In deciding whether to invade Iraq, US President George W. Bush is guided by a view of the world as a battleground of good versus evil.
Admirers praise him for a clear vision that cuts through diplomatic doublespeak and moral ambiguities, but detractors say trying to run foreign policy like a Bible class may land the United States in a conflict with dangerous and unpredictable consequences.
"Some people like to sneer at Bush for what they see as his ignorance and naivete, because he sees the difference between good and evil in the world," said Danielle Pletka, vice-president for foreign and defence studies at the American Enterprise Institute, a think-tank that is home to several influential voices supporting an Iraq invasion.
"The idea that someone is a simpleton because he sees the United States as a force for good is insulting."
On the other side, Los Angeles Times columnist Robert Scheer recently wrote that it was time for Bush to forgo the "biblical allegories of good and evil and recognize that in the 21st century, smiting one's enemies is an elusive goal requiring patience and subtlety, as well as timely heroics."
Campaigning for the presidency in 2000, Bush never pretended to be a foreign policy expert but said his inability to remember the names of leaders of such nations as India and Pakistan was less important than his overarching vision.
Bush was hardly the first US president to take office without much foreign policy expertise.
"I don't think that ignorance is ever an advantage but the fact is that the US political system often brings presidents to the White House who don't know much about foreign policy," said Walter Russell Mead of the Council on Foreign Relations.
Some, like Jimmy Carter and Bill Clinton, immerse themselves in the details, eventually becoming experts in their own right. Others, like Ronald Reagan, stick to the big picture and leave the details to others. Both approaches have had their successes and failures.
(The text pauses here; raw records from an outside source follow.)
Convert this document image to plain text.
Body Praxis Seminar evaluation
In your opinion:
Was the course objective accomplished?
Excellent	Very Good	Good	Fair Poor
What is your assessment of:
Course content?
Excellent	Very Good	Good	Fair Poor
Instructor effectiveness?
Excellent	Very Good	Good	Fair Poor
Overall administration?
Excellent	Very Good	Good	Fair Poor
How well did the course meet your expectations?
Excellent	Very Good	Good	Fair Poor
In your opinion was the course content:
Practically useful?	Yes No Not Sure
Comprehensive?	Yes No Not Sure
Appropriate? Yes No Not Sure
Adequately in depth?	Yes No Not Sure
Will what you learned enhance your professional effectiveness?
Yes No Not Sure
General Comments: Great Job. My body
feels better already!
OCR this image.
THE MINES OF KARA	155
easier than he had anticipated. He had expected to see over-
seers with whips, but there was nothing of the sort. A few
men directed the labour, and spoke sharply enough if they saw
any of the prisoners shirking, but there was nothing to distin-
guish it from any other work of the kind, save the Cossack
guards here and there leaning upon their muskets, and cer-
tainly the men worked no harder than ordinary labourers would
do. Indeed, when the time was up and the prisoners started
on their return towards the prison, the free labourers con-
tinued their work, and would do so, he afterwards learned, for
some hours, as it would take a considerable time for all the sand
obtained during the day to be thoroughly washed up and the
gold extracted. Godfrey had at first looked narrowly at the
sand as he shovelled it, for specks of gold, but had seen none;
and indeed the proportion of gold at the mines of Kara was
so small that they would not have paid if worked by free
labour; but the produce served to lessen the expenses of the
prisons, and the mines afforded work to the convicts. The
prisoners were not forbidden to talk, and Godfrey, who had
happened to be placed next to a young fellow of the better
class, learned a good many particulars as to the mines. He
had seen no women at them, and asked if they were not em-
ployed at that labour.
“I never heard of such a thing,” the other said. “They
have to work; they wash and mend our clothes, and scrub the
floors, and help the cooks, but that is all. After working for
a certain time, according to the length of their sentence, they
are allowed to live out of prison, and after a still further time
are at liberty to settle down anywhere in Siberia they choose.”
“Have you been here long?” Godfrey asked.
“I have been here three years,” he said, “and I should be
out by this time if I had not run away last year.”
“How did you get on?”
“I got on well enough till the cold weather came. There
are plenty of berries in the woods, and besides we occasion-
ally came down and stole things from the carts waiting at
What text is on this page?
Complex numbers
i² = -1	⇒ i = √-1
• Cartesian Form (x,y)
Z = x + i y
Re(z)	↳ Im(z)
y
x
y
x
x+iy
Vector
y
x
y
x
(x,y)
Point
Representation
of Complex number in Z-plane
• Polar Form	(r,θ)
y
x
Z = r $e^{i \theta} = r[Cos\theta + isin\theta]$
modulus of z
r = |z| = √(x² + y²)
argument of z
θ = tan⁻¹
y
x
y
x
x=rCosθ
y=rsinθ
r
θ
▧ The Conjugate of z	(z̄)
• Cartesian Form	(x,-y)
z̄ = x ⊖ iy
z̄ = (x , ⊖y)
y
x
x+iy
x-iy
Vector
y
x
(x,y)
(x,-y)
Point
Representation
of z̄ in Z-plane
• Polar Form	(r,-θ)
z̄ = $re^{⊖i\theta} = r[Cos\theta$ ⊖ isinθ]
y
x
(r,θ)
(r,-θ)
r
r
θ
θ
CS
"Character, competence, the ability to manage and to articulate your policy are clearly more important than expertise," said James Gibney, executive editor of Foreign Affairs magazine.
"It helps to have a vision of the way the world works. Experts can provide the expertise," he said.
Bush won almost universal praise for his response to the attacks on the World Trade Center and the Pentagon on September 11 when he rallied the nation and much of the world with bold rhetoric and firm resolve.
He spoke in words that every American could understand. Osama bin Laden, the Saudi militant accused of masterminding the attacks, was not merely an enemy - he was "the evil one." The war on terrorism, became, in Bush's words, "a struggle for civilization itself."
But Bush's efforts to extend that same unequivocal rhetoric to Iraqi leader Saddam Hussein have so far failed to strike the same response, although he is yet to make the case for an all-out war.
A Gallup Poll released on Friday found that support for an invasion of Iraq had fallen from 74 per cent in November to 53 per cent now.
Bush has also been unable to impose discipline on either his administration or his Republican Party, which both appear to have divided into pro- and anti-war factions engaged in an increasingly nasty public battle.
Few in the United States would dispute Bush's assertion that Saddam is evil. However there is already no shortage of voices pointing out the many risks and complications of an invasion.
Among them are: the danger of taking heavy casualties; of dragging US troops into a quagmire from which it will take years to emerge; of blowing a massive hole in the US domestic budget; of destabilizing the Middle East; of prompting Saddam to fire chemical or biological weapons at Israel; of stoking more Arab fury and more terrorism; of alienating important allies; and of encouraging other nations to launch their own pre-emptive attacks on enemies.
Bush admirers see parallels between him and Reagan, whom they believe paved the way to victory in the Cold War over the Soviet Union, which Reagan called the "evil empire."
But Bush has found it hard to impose a single standard on the world. He has berated some countries for their failure to practise democracy while turning a blind eye to others whose co-operation is essential to the war on terrorism, notably Pakistan and former Soviet republics in Central Asia.
"I think his foreign policy is fairly muddled. He's doing what many presidents have done in the past, applying different standards to different situations," said Gibney.
Bush's desire to cut through complications to the heart of an issue and emerge with a bold, strong stance has also been on display in the Arab-Israeli conflict, an immensely complex clash of competing rights and wrongs that stretch back for more than a century.
The president has come down firmly on the Israeli side, calling on the Palestinians to dump their leader Yasser Arafat, who Bush says is hopelessly corrupt, untrustworthy and implicated in violence. But words have not been followed up by much concrete action.